原本還付とは、不動産登記申請において、添付書類のコピーと原本を申請書に付けて、原本は登記完了後に返却してもらうことを言います。
ご自分で登記の申請するときは基本的に原本還付をしましょう。
最近は、物価の急激な上昇などで出費を抑える方が多くなり、簡単な登記は司法書士に頼まずに、ご自分で登記をする方もいると思います。
特に抵当権抹消登記などは割と簡単な登記ですので、金融機関から抵当権抹消書類が来たら、その書類を使い、ご自分で登記をするのもありだと思います。
相続登記も複雑な相続関係などはなく、法定相続分で相続登記をする場合などは、一般の方でも、時間や手間などを惜しまなければ、面倒だとは思いますが、ご自分で登記することは可能だと思います。
被相続人の出生からの死亡までの戸籍を集める際、戸籍のつながりを確認するあたりが大変だと思いますが、その辺がクリアできれば何とかなるとは思います。
この相続登記の申請においても戸籍や住民票等の原本還付ができます。
相続登記には法定相続情報(※)を使う場合と使わない場合があります。
法定相続情報は相続手続きを要する金融機関等が多数の場合には作った方が良いと思いますが、手続きをする金融機関が1つしかないような場合には、わざわざ法定相続情報を作らなくても良いと思います。
法定相続情報を作らない場合は、戸籍等が相続登記以外の銀行等の相続手続きでも必要になりますので、相続登記申請の際は必ず戸籍等を原本還付しましょう。
法定相続情報を使わない相続登記においては、相続関係説明図(※)を添付することで戸籍等の原本還付ができます。相続人等の住所を記載した相続関係説明図と住民票除票・住民票のコピーを申請書に組み込み、戸籍や住民票除票・住民票の原本をまとめて申請書の1番後ろにつけます。また固定資産評価証明書も添付書類となりますが、これも原本還付できますので、コピーを申請書に組み込み、原本は申請書の後につけます。
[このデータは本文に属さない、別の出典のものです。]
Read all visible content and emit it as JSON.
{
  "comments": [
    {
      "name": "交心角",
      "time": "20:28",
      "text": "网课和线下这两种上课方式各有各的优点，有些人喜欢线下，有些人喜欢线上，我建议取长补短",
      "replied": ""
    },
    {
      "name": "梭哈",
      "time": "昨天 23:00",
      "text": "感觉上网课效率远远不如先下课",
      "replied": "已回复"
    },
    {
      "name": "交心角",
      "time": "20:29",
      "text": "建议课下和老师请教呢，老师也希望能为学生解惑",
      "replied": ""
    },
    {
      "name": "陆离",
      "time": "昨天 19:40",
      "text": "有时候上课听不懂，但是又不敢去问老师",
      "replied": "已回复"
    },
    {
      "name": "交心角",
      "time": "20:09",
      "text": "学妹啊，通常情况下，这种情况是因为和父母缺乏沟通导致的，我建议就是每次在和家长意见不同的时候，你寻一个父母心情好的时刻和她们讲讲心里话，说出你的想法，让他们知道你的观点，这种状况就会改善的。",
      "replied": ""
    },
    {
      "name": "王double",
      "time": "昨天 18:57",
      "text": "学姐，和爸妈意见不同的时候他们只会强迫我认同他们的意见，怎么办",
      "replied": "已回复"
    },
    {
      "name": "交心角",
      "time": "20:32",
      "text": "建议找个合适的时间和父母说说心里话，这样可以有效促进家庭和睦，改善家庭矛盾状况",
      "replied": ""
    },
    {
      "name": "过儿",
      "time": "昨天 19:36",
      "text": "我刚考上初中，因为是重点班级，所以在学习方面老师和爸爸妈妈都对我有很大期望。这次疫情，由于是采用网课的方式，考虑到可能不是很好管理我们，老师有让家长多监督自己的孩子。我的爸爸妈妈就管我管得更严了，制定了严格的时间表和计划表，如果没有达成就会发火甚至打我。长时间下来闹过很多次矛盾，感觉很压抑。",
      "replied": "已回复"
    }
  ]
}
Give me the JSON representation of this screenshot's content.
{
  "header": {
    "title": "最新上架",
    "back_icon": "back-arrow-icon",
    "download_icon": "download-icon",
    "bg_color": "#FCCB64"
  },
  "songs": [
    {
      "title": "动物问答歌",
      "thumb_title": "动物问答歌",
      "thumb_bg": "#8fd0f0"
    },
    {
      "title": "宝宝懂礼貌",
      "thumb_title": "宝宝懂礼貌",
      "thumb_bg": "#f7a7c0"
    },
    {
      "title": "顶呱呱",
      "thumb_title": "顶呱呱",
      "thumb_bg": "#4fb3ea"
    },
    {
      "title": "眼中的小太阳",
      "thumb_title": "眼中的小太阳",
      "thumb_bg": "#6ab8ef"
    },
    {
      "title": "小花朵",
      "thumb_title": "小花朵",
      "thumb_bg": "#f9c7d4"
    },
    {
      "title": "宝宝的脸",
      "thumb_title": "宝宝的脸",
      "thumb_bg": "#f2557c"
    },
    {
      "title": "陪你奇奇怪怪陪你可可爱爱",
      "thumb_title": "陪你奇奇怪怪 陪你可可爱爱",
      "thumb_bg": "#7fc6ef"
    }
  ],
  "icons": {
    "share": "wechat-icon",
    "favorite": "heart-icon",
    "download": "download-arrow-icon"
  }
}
原本還付する戸籍・住民票や固定資産評価証明書には「原本還付をお願いします」と記載した付箋などを貼っておきます。こうすると戸籍・住民票や固定資産評価証明書の原本が戻ってきますので、他の相続手続きや相続税の申告などでまた使うことができます。
相続登記をする場合に、原本還付できるのに原本還付しないと、他の相続手続きをする時に、同じ戸籍等を再度取得することになり二度手間になります。
一般の方がご自分で登記申請する場合には、基本的に原本還付できる書面は原本還付したほうが良いでしょう。
また、ご自分で相続登記をするか、あるいは司法書士に頼むかで迷っている場合には、お客様の事情、費用・報酬、手間等をふまえ、アドバイスをさせていただきますので、お気軽に当事務所にお問い合わせください。
※司法書士に相続登記を頼むか否かについては当ホームページの「相続登記 司法書士に頼むか?本人申請か?」の項にも詳細な記載がありますのでご参考ください。
※法定相続情報⇒当ホームページの「法定相続情報証明制度」の項をご参考ください。
※相続関係説明図⇒その名の通り相続関係を説明する書面。被相続人と相続人の死亡時住所と住所を記載すると戸籍だけではなく住民票除票・住民票等も原本還付できる。法定相続情報はだれが法定相続人になるかを表すが、相続関係説明図は遺産分割協議等により所有権を取得した相続人なども表す。
※法定相続情報を使い相続登記を申請する場合は法定相続情報自体が戸籍の代わりになりますので、戸籍の添付自体が不要になります。法定相続情報を作成するか否かは前記の通り、やるべき相続手続きの数にもよりますので、諸状況を勘案して決めてください。